The ARM API offers many benefits to a manager who needs to monitor the response times of applications: The most important factor is its openness. Resulting from a joint initiative of 15 companies, it offers a well defined interface that can be used either by application developers or by management tool vendors. Applications instrumented with the API calls will work seamlessly with management tools from various manufacturers (e.g. Tivoli Application Performance Management (TAPM)[*] or HP MeasureWare/PerfView[*]). However, it is also general enough to allow sufficient differentiation between management solutions from different vendors. Its adoption as a standard by the Open Group further strengthens its position as the predominant standard for response time measurement. Another important fact is its simplicity and efficiency. There are not more than six calls to be used. Technically it is very easy to instrument an application using these calls and it is also relatively easy to provide a measurement agent that implements the calls. Depending on the amount of processing the measurement agent does, it affects system performance only to a minimal level. A further benefit is the way transactions are defined. Even in a highly distributed environment it is easy to monitor the transactions a user is aware of. Users are not interested in certain parts of the transactions but in the total amount of time from their request to the reception of the response.
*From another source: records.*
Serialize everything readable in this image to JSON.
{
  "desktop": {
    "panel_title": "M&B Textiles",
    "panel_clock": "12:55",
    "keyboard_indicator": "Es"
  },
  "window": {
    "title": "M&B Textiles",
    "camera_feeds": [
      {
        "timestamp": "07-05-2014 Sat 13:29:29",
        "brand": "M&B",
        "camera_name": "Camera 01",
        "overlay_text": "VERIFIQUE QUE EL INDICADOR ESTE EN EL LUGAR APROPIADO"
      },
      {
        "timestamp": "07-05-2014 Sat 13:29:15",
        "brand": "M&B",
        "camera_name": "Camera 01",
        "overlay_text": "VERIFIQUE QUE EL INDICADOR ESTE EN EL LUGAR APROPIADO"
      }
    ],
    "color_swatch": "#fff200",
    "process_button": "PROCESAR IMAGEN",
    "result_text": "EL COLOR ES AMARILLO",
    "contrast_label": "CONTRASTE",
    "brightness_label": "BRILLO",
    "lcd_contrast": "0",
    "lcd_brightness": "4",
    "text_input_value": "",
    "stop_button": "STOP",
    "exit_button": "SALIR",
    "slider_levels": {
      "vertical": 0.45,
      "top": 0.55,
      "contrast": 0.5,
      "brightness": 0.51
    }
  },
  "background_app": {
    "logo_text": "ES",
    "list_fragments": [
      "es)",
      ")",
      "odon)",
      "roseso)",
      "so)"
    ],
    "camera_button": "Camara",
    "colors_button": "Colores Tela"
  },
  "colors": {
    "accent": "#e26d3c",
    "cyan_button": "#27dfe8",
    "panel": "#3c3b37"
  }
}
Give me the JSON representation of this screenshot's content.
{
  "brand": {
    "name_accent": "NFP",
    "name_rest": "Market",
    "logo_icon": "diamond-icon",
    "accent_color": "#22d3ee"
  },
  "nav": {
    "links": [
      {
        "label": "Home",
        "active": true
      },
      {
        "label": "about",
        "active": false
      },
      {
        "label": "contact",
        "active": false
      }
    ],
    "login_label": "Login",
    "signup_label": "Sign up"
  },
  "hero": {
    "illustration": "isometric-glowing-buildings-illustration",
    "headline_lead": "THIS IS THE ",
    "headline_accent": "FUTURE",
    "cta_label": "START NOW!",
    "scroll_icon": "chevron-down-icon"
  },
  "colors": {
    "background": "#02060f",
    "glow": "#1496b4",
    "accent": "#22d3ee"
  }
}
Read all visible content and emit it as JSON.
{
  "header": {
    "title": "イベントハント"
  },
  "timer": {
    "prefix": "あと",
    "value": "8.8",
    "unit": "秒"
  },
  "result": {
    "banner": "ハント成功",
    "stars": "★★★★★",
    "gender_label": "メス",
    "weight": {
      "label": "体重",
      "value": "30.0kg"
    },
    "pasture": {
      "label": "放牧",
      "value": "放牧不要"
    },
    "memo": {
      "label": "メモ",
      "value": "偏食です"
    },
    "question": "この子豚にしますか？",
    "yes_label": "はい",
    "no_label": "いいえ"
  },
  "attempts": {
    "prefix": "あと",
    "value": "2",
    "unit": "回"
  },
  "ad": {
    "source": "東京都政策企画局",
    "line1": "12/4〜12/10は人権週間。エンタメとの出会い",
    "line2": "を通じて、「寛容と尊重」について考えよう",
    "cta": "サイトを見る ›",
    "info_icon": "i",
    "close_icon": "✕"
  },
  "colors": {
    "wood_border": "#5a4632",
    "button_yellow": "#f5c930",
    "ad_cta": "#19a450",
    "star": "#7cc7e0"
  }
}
Through the concept of subtransactions, managers still have the chance to find out which part of the transaction is responsible when performance problems occur.

However, the ARM API still comes with a lot of problems: Obviously, the first to mention is the need for instrumented applications. Today most commercially available applications are not instrumented. As normally no source code is available it is also impossible to instrument these applications on your own. Even if the source code is provided it is a difficult and time consuming task because the business transactions seen by the user must be identified in the code, which requires expert knowledge of the implementation. When using transaction correlation, the correlator received by the measurement agent must be known to the subtransactions. In a distributed environment this requires changes to the applications because the correlators have to be passed explicitly as parameters when calling the server component.